First lady of Angola from 1991 to 2017

Ana Paula Cristovão Lemos dos Santos (/pt/; born 17 October 1963) is the widow of former president of Angola, José Eduardo dos Santos. She was Angola's First lady from 1991 to 2017.

==Early life and education==
Ana Paula Cristovão Lemos dos Santos was born in Luanda, Angola in 1963.
She was a fashion model and air hostess on the Angolan presidential aircraft, when she met her future husband José Eduardo dos Santos during the time she was working on presidential flights.

==Career==
Between 1990 and 1994, she completed a state teacher training at the National Institute of Education, Luanda. Later she completed a course of law at the Faculty of Law of the Agostinho Neto University. She was Angola's First lady from 1991 to 2017.

==Personal life==
Cristovão Lemos married José Eduardo dos Santos on 17 May 1991 and is mother of three children, Eduane Danilo dos Santos (born 29 September 1991), Joseana dos Santos (born 5 April 1995) and Eduardo Breno dos Santos (born 2 October 1998).

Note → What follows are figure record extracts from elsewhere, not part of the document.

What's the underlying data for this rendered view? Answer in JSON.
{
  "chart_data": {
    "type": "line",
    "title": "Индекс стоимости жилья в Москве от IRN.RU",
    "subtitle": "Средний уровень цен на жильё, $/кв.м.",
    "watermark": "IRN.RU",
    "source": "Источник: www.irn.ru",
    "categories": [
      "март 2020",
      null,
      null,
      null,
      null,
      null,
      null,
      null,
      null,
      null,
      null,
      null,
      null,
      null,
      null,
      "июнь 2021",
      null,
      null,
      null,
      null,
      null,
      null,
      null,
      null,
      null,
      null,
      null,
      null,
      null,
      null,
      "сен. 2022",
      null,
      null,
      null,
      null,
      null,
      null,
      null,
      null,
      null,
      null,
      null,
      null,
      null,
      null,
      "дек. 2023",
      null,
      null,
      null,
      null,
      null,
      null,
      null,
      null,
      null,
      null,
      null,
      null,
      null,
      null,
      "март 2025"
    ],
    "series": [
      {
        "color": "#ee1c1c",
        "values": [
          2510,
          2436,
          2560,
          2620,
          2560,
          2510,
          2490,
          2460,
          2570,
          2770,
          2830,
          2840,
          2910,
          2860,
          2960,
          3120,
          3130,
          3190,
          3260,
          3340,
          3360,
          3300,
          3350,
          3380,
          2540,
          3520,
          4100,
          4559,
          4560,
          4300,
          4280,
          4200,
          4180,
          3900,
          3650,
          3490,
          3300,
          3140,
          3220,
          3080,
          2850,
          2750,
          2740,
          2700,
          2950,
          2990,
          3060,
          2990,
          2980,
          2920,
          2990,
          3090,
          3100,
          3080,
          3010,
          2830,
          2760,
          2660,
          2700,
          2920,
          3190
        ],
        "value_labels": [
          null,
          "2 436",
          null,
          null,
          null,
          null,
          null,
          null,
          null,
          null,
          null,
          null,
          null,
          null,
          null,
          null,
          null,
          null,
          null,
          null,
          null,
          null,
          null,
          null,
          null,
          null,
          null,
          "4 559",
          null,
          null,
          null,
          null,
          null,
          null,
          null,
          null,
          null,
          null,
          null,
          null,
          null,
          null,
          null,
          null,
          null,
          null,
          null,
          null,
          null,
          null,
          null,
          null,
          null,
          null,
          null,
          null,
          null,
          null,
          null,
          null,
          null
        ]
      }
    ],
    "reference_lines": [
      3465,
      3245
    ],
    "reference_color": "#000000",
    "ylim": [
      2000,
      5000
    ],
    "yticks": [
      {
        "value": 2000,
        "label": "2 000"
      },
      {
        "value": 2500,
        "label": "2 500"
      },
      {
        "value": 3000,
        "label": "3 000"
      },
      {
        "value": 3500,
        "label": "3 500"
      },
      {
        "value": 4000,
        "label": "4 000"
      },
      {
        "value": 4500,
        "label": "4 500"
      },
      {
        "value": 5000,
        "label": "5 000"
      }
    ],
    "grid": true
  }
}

A diplomat described the president and first lady as: "a handsome couple, elegantly and expensively dressed, looking for all the world as though they're living in southern California." In 1997, Ana Paula undiplomatically announced that her five-year-old son would enroll at the Portuguese school in Luanda because of the "bad quality" of state education (for which many hold her husband responsible). She has also tried to make her presence felt in administrative matters; a move which has irritated the political mainstream. Also under fire are her business interests, particularly diamonds.

Dos Santos is a patron of the Committee to support rural women (COMUR), supporting with micro-credit funds. She represented her country at the Micro-credit Summit for Heads of States and Governments in Washington, D.C., in 1997.

Dos Santos supports landmine victims. She founded the Lwini Foundation for social solidarity which is dedicated to the support of civilians, particularly women and children.